My guess on color is one or more of the following is true:
[0]The color info is normally sent via the color sensitive cells now damaged and we have yet to understand how that signal enters the nerves we can send a signal to.
[1]It may be that we need a far smaller, more precise signal point to achieve color. Current tech stimulates many nerve endings. This was the basis for my interpolation comment above. Basically, each pixel stimulates an area of the damaged retina which contains a great many possible signal points if it were possible to stimulate them individually. Because so many are stimulated all at once, the subject perceives white phosphines rather than colored ones.
An analogy would be the colors on a CRT. A broadband beam would light them all up, yielding monochrome vision. A narrow beam can light up a few or just one, yielding color.
One thing I just realized writing this is our blue sensor cells are scattered about, not well clustered like the green and red ones are.
Maybe current users see a bit of color at the very extent of the artificial visual field due to a failure to hit the necessary blue cells...
[2] It may be some sort of pulse is needed to encode colors. And perhaps the current signaling is continuous.
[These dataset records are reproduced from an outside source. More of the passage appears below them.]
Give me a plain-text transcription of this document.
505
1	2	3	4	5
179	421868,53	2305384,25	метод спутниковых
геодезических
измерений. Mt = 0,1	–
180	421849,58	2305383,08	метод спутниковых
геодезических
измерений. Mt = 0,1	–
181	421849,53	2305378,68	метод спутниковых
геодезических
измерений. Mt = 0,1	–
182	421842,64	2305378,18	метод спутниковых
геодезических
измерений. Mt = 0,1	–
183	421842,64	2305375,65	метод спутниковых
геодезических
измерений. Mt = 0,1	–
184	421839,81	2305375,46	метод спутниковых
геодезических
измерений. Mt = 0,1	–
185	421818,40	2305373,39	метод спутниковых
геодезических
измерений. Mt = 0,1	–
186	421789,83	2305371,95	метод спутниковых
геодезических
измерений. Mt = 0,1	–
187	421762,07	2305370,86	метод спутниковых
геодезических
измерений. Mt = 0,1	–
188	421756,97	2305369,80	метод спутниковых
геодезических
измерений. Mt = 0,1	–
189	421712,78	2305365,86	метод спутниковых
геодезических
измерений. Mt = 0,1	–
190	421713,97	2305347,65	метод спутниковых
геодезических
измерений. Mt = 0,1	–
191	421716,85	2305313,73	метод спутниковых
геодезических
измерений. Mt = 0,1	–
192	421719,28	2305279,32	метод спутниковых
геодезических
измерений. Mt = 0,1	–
Hopefully, we get an answer from the team.
> the PRIMA device provides only black-and-white vision
I got an ICL (Intra Collamer Lens) implant at 22 (25 now) and that ruined my night vision with ghosts and glares.
I don’t know much about medical trials but this seems surprisingly low to me, especially given that the study population is presumably predisposed to liking the device (since they opted-in to an experimental study).
Did the implant not work in these cases or were there other quality-of-life issues? I wish university press releases on science were less rah-rah and presented more factual information. I guess that’s what the NEJM article is for.
And it still uses your regular peripheral vision so the experience merging the two might be uncomfortable.
Not discounting the success at all, but anything messing with your senses is probably very hard to adapt to unless it’s pretty much a perfect match with the experience you’re used to.
It also means that there is the potential here for night vision.
Can't wait to see what advancements will be made in vision-related healthcare over the next 20 years.